A prefeita de Pedra Preta, Iraci Ferreira de Souza, apresentou uma representação disciplinar contra o vereador Carlos Fernando Pereira de Oliveira, o “Fernando do Galvileiro”, sob acusação de violência política de gênero e quebra de decoro parlamentar.

A denúncia foi encaminhada à Procuradoria Especial da Mulher da Câmara Municipal e, posteriormente, remetida à Presidência do Legislativo para análise e adoção das providências cabíveis. No documento de encaminhamento, a própria Procuradoria ressalta que não possui natureza investigativa ou poder para aplicar sanções, cabendo aos órgãos competentes da Câmara analisar o caso.

Segundo a representação, os episódios teriam ocorrido durante fiscalizações e manifestações públicas realizadas pelo vereador nos meses de junho, julho e agosto de 2026. A prefeita sustenta que as críticas ultrapassaram o debate administrativo e passaram a conter ataques pessoais e expressões consideradas ofensivas.

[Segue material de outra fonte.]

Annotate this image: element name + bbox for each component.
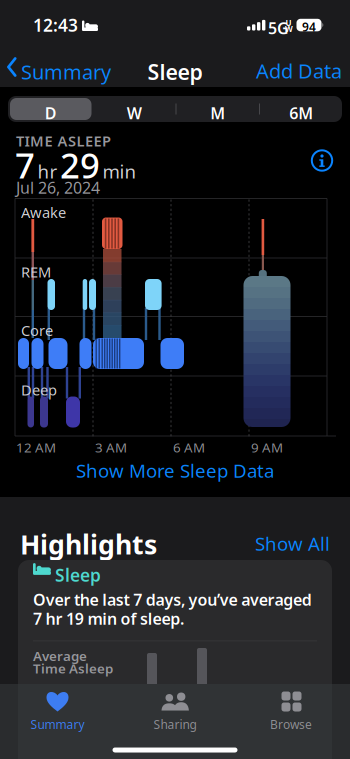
staticText: Jul 26, 2024 [16,177,100,198]
staticText: 29 [60,142,100,188]
staticText: Awake [21,202,66,222]
staticText: Over the last 7 days, you’ve averaged [33,589,312,610]
staticText: Core [21,320,53,340]
staticText: Show All [255,531,330,556]
staticText: Summary [21,58,111,85]
staticText: W [285,24,293,34]
staticText: Summary [30,716,84,732]
staticText: 7 [15,142,35,188]
staticText: Time Asleep [33,660,113,677]
staticText: TIME ASLEEP [16,131,111,150]
staticText: 12:43 [33,14,78,36]
staticText: 3 AM [95,438,127,456]
staticText: 5G [268,18,289,39]
staticText: W [127,102,142,124]
staticText: 9 AM [251,438,283,456]
staticText: Add Data [256,58,342,84]
staticText: 6M [289,102,313,124]
staticText: M [210,102,225,124]
staticText: D [45,102,57,124]
staticText: Sleep [55,564,101,586]
staticText: 6 AM [173,438,205,456]
staticText: 7 hr 19 min of sleep. [33,608,184,629]
staticText: Sharing [154,716,196,732]
staticText: Average [33,647,87,665]
staticText: Highlights [20,526,157,562]
staticText: U [286,18,292,28]
staticText: Browse [270,716,312,732]
staticText: Show More Sleep Data [76,458,274,483]
staticText: Sleep [148,58,202,86]
staticText: 12 AM [16,438,56,456]
staticText: REM [21,262,51,282]
staticText: min [102,159,136,184]
staticText: Deep [21,380,57,400]
staticText: hr [38,159,58,184]
staticText: 94 [302,19,316,35]
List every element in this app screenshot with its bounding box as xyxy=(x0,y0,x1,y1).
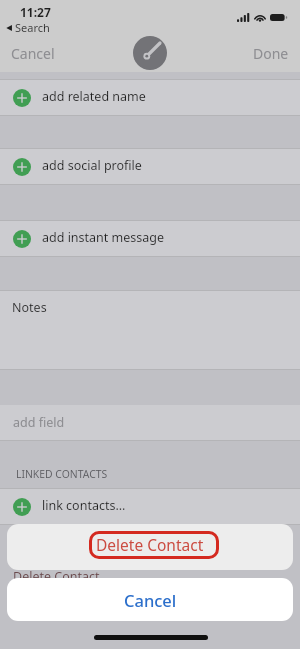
button[interactable]: Delete Contact xyxy=(7,524,293,570)
button[interactable]: add instant message xyxy=(0,221,300,256)
staticText: Delete Contact xyxy=(96,534,204,555)
staticText: Cancel xyxy=(124,589,177,611)
button[interactable]: Done xyxy=(245,38,300,69)
staticText: LINKED CONTACTS xyxy=(16,467,108,481)
button[interactable]: add field xyxy=(0,405,300,440)
staticText: add instant message xyxy=(42,229,165,246)
button[interactable]: Cancel xyxy=(7,578,293,621)
button[interactable]: link contacts... xyxy=(0,489,300,524)
staticText: Notes xyxy=(12,299,47,316)
staticText: link contacts... xyxy=(42,497,126,514)
button[interactable]: Cancel xyxy=(0,38,63,69)
staticText: Search xyxy=(15,20,50,35)
button[interactable]: add social profile xyxy=(0,149,300,184)
staticText: add field xyxy=(13,414,65,431)
staticText: add social profile xyxy=(42,157,142,174)
staticText: Delete Contact xyxy=(13,568,100,585)
button[interactable]: Notes xyxy=(0,291,300,369)
staticText: add related name xyxy=(42,88,146,105)
button[interactable]: add related name xyxy=(0,80,300,115)
button[interactable]: Edit contact photo xyxy=(133,36,167,70)
staticText: 11:27 xyxy=(20,4,51,20)
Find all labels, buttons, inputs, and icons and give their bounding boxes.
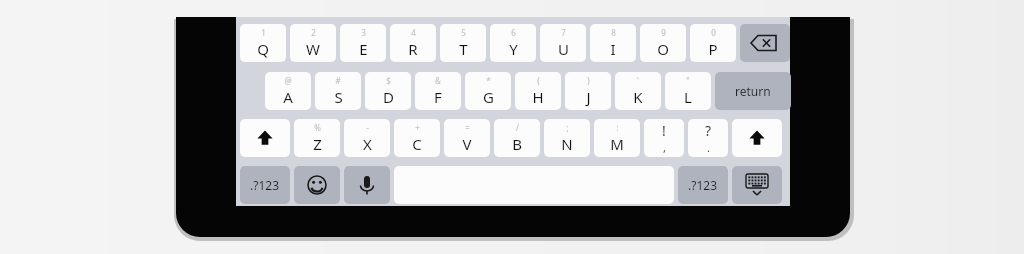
staticText: )	[587, 75, 590, 86]
button[interactable]: /	[494, 119, 540, 157]
staticText: A	[283, 87, 293, 107]
button[interactable]: !	[644, 119, 684, 157]
staticText: N	[561, 134, 573, 154]
staticText: G	[483, 87, 494, 107]
staticText: .?123	[688, 177, 718, 193]
button[interactable]: .?123	[240, 166, 290, 204]
button[interactable]: +	[394, 119, 440, 157]
button[interactable]: *	[465, 72, 511, 110]
staticText: C	[412, 134, 422, 154]
staticText: B	[512, 134, 522, 154]
button[interactable]: 4	[390, 24, 436, 62]
staticText: return	[735, 83, 771, 99]
staticText: W	[306, 39, 320, 59]
staticText: L	[684, 87, 692, 107]
staticText: O	[657, 39, 669, 59]
button[interactable]: 1	[240, 24, 286, 62]
staticText: .?123	[250, 177, 280, 193]
button[interactable]: 3	[340, 24, 386, 62]
button[interactable]: 0	[690, 24, 736, 62]
staticText: 6	[511, 27, 516, 38]
staticText: D	[383, 87, 394, 107]
staticText: (	[537, 75, 540, 86]
button[interactable]: 6	[490, 24, 536, 62]
staticText: *	[486, 75, 491, 86]
staticText: &	[435, 75, 441, 86]
staticText: I	[610, 39, 616, 59]
button[interactable]: 9	[640, 24, 686, 62]
staticText: 0	[711, 27, 716, 38]
button[interactable]: )	[565, 72, 611, 110]
button[interactable]: .?123	[678, 166, 728, 204]
staticText: @	[284, 75, 292, 86]
staticText: S	[334, 87, 343, 107]
button[interactable]: ;	[544, 119, 590, 157]
staticText: !	[662, 121, 666, 140]
staticText: 8	[611, 27, 616, 38]
button[interactable]: $	[365, 72, 411, 110]
staticText: J	[586, 87, 591, 107]
staticText: %	[314, 122, 321, 133]
staticText: "	[686, 75, 690, 86]
staticText: ;	[566, 122, 569, 133]
staticText: E	[359, 39, 368, 59]
staticText: Q	[257, 39, 269, 59]
staticText: 2	[311, 27, 316, 38]
staticText: /	[516, 122, 519, 133]
button[interactable]: Shift	[732, 119, 782, 157]
staticText: 5	[461, 27, 466, 38]
staticText: U	[558, 39, 569, 59]
staticText: =	[465, 122, 470, 133]
staticText: 9	[661, 27, 666, 38]
button[interactable]: 8	[590, 24, 636, 62]
staticText: '	[637, 75, 639, 86]
button[interactable]: :	[594, 119, 640, 157]
staticText: #	[335, 75, 341, 86]
button[interactable]: 5	[440, 24, 486, 62]
button[interactable]: return	[715, 72, 791, 110]
staticText: Z	[313, 134, 322, 154]
button[interactable]: @	[265, 72, 311, 110]
button[interactable]: Dictate	[344, 166, 390, 204]
staticText: .	[707, 140, 710, 155]
button[interactable]: 2	[290, 24, 336, 62]
staticText: -	[366, 122, 369, 133]
button[interactable]: ?	[688, 119, 728, 157]
staticText: K	[633, 87, 643, 107]
staticText: V	[462, 134, 472, 154]
staticText: F	[434, 87, 442, 107]
button[interactable]: #	[315, 72, 361, 110]
staticText: 7	[561, 27, 566, 38]
button[interactable]: Delete	[740, 24, 790, 62]
button[interactable]: Emoji	[294, 166, 340, 204]
button[interactable]: %	[294, 119, 340, 157]
staticText: 3	[361, 27, 366, 38]
staticText: Y	[509, 39, 518, 59]
button[interactable]: -	[344, 119, 390, 157]
staticText: T	[459, 39, 468, 59]
button[interactable]: Shift	[240, 119, 290, 157]
button[interactable]: 7	[540, 24, 586, 62]
button[interactable]: (	[515, 72, 561, 110]
staticText: 1	[261, 27, 266, 38]
button[interactable]: Hide keyboard	[732, 166, 782, 204]
button[interactable]: &	[415, 72, 461, 110]
button[interactable]: "	[665, 72, 711, 110]
staticText: P	[708, 39, 718, 59]
staticText: R	[408, 39, 418, 59]
button[interactable]: =	[444, 119, 490, 157]
staticText: 4	[411, 27, 416, 38]
staticText: :	[616, 122, 619, 133]
staticText: M	[610, 134, 624, 154]
staticText: X	[363, 134, 372, 154]
staticText: $	[386, 75, 391, 86]
button[interactable]: '	[615, 72, 661, 110]
staticText: H	[532, 87, 544, 107]
staticText: ,	[663, 140, 666, 155]
staticText: ?	[705, 121, 712, 140]
staticText: +	[415, 122, 420, 133]
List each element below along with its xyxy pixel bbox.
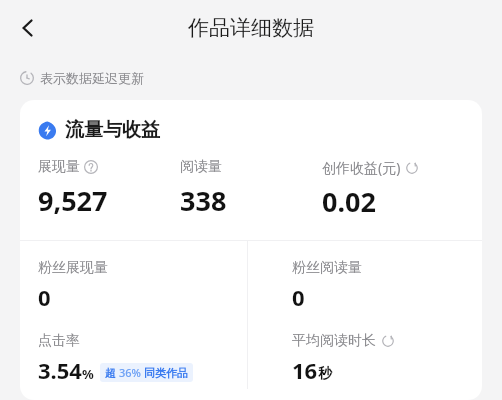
staticText: 36% [119,365,144,380]
staticText: 0 [292,282,305,312]
staticText: 3.54 [38,355,82,385]
staticText: 流量与收益 [65,118,160,142]
staticText: % [82,365,94,383]
staticText: 9,527 [38,182,108,219]
staticText: 展现量 [38,158,80,176]
staticText: 超 [105,365,119,380]
staticText: 0.02 [322,183,376,220]
staticText: 粉丝展现量 [38,259,108,277]
staticText: 阅读量 [180,158,222,176]
staticText: 创作收益(元) [322,158,401,177]
staticText: 表示数据延迟更新 [40,70,144,86]
staticText: 平均阅读时长 [292,332,376,350]
staticText: 16 [292,355,318,385]
staticText: 粉丝阅读量 [292,259,362,277]
staticText: 0 [38,282,51,312]
staticText: 338 [180,182,227,219]
staticText: 秒 [318,365,332,383]
staticText: 作品详细数据 [188,15,314,41]
staticText: 点击率 [38,332,80,350]
staticText: 同类作品 [144,366,188,380]
button[interactable]: Back [6,6,50,50]
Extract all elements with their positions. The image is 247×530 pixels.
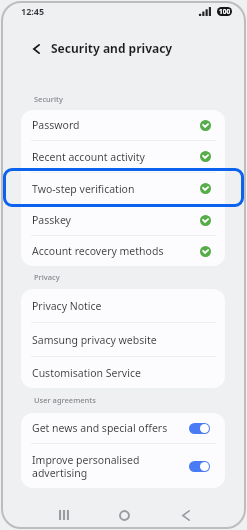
staticText: Security bbox=[34, 94, 63, 104]
button[interactable]: Two-step verification bbox=[21, 173, 225, 204]
button[interactable]: Recents bbox=[49, 500, 79, 528]
staticText: 12:45 bbox=[21, 5, 45, 17]
staticText: Improve personalised advertising bbox=[32, 453, 189, 480]
button[interactable]: Customisation Service bbox=[21, 357, 225, 388]
staticText: Password bbox=[32, 118, 200, 132]
staticText: Two-step verification bbox=[32, 182, 200, 196]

Entre os episódios citados está uma fiscalização realizada no Distrito Industrial, em junho, quando o parlamentar fez críticas à administração municipal. Outro fato apontado ocorreu às margens da Rodovia 459, em julho. A representação também relata um episódio ocorrido em 11 de agosto, na Farmácia Municipal, quando o vereador realizou uma transmissão ao vivo e questionou a falta de medicamentos. A defesa da prefeita afirma que, durante essas manifestações, foram utilizadas expressões como “incompetente”, “omissa” e “mentirosa”.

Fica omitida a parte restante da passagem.